The boisterous Boris Johnson is by far the frontrunner in the race to lead a beleaguered Conservative Party and India will have some reasons for optimism around such a proposed elevation. Behind the perceived bumbling persona of the former Foreign Secretary lies a sharp mind and an astute politician, who has been a reliable friend to India.
As Theresa May’s party battles it out to pick its new Prime Minister, India is edging towards results day on May 23 when a new government – led by Narendra Modi in all likelihood – will win a mandate for the next five years to ensure the country’s growth trajectory carries on unhampered.
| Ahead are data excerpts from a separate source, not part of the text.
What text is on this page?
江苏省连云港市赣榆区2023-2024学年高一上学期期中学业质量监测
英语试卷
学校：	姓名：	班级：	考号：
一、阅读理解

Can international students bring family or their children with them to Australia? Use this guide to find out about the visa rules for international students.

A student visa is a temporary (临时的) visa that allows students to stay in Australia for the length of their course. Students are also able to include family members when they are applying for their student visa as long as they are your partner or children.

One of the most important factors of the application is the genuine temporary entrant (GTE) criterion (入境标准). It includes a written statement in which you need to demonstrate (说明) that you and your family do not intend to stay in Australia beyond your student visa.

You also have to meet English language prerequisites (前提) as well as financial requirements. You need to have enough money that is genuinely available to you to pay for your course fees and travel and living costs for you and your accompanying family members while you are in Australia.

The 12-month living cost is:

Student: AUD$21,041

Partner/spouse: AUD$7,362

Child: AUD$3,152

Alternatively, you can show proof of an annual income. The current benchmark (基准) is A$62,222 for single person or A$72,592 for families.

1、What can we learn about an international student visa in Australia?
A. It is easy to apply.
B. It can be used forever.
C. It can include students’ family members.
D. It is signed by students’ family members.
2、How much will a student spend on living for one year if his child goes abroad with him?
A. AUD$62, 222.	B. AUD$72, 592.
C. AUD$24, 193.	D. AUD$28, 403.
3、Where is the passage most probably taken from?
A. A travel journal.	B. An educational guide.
The race for a new British PM is by no means a foregone conclusion, with Brexiteer Dominic Raab, the wily Michael Gove, Remainer Amber Rudd and the quietly confident Sajid Javid among just some Tory MPs trying to sharpen their bids. The swing factor in favour of any leader for a new Indian government would be his, or her, ability to bring in muchneeded certainty for its businesses, and indeed for the entire Brexit-worn UK.
With India set to overtake the UK in the world’s largest economy stakes, it is important any new incumbent in Downing Street sets out a clear vision for a truly winning partnership between the two countries. Some recent headline figures on Indian investment into the UK have undeniably come as a welcome respite for the Brexit-battered government. The CII-Grant Thornton ‘India Meets Britain Tracker’ for 2019 highlights an impressive jump in the number of companies active in the UK, up from 800 last year to 842 this year, creating nearly 105,000 jobs and bringing in £684 million in taxes for the Exchequer. Indian companies clearly remain bullish on the UK market despite Brexit, but some underlying issues of professional mobility and access continue to suppress the true potential of the trade and investment ties. India has never sought any preferential treatment on visa and immigration matters; all it wants is consistency and fairness of policy, which should be high up on the agenda for any new British PM.
As the Big Story in the latest edition of ‘India Global Business’ points out, the UK and London have managed to retain their pull factors for India. And, the Indian diaspora has had a crucial role to play in the success story so far, operating as a very active “living bridge” christened by Indian Prime Minister Narendra Modi. Incidentally, many have been abandoning their traditionally staunch support for the Opposition Labour Party in the face of exactly the kind of certainty and clarity that has been in short supply across British politics for some time now.
It is extremely important that Britain’s new leader tackles this deficit head on and is unequivocal on the India-UK alliance on issues such as counterterrorism and tackling the root causes of terror in the South Asian region. The ongoing Huawei controversy, as the UK grapples with the scale of China’s involvement in its 5G network, is a very timely reminder of some of the other major complications of the region and how India offers an unwavering democratic shield in that sphere.
Despite all the upheavals, it does feel like a tectonic shift is at work which should eventually click the India-UK partnership into a more resolute phase. The UK-India Week, organised by India Inc. in June, could not have come at a better time in the bilateral calendar. The programme for the power-packed set of sessions will kick-start with the first-ever India Day at the House of Lords, leading into a Leaders’ Summit of key Indian and UK stakeholders and conclude with the annual UK-India Awards to celebrate some of the big successes of the winning partnership.
The timing certainly is perfect but for the dance of success to carry on, a lot will depend on who steps into Downing Street next and the kind of conviction the new leader can bring.